= Thomas Albert Smith Adams =

American clergyman and poet (1839–1888)

Thomas Albert Smith Adams (February 5, 1839 - December 21, 1888), also known as "TAS", was a southern American Methodist clergyman and poet.

==Background==
The great-grandparents of T. A. S. Adams, as he was generally called, were Welsh-Irish Presbyterians, who emigrated from Ireland to South Carolina in 1766. Abram Adams, his father, moved with his wife and five children, in 1834, to Noxubee County, Mississippi, and bought a tract of land from the Indians. Ten out of the fourteen children in this thrifty, intelligent, religious family lived to the age of twenty-one.

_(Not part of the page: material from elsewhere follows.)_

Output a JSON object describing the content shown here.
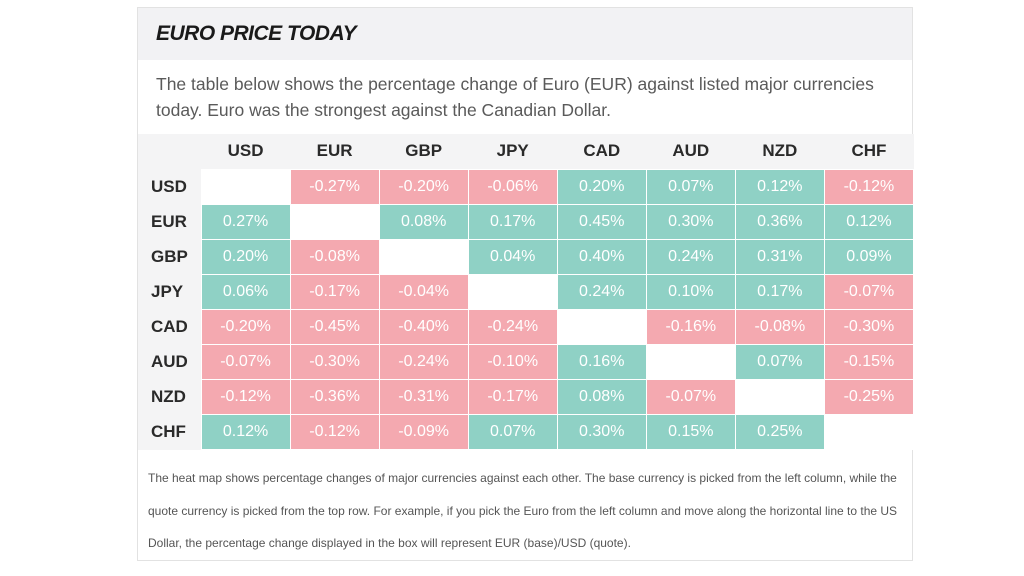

Among them was T. A, S. Adams, born February 5, 1839, and named for a general under whom his father served in the War of 1812. From the neighborhood school he entered, with marked literary aptitude, the University of Mississippi and completed the Junior year, graduating with honors at Emory and Henry College, Virginia, in 1860. The same year he married, and entered the Methodist ministry. He was chaplain of the 11th Mississippi Infantry Regiment under General Joseph R. Davis in the Confederate Army. Transferring in 1871 from the Mobile Conference, which he had joined, to the North Mississippi Conference, formed that year, he soon ranked among the leaders in the Conference, filling important stations and at intervals appointed to the presidency of several church schools. He was among the first, and earnest, advocates of a Mississippi Methodist College. His epic poem, Enscotidion; or, Shadow of Death, was published in 1876. Aunt Peggy and Other Poems appeared in 1882, in which year he was a delegate from his Conference to the General Conference of the Southern Methodist Church. The degree of Doctor of Divinity was conferred on him by his alma mater in 1884. In 1886, he became president of Centenary College of Louisiana (Jackson), but resigned the next year and moved to Jackson, Mississippi, where he established a school with the design of having it become the "State Methodist College". But his plans miscarried, and he reentered the itinerant ministry in the North Mississippi Conference. He died suddenly, from a stroke of apoplexy, December 21, 1888, in the railway station at Jackson, Mississippi, while preparing to leave for his new appointment at Oxford, Mississippi.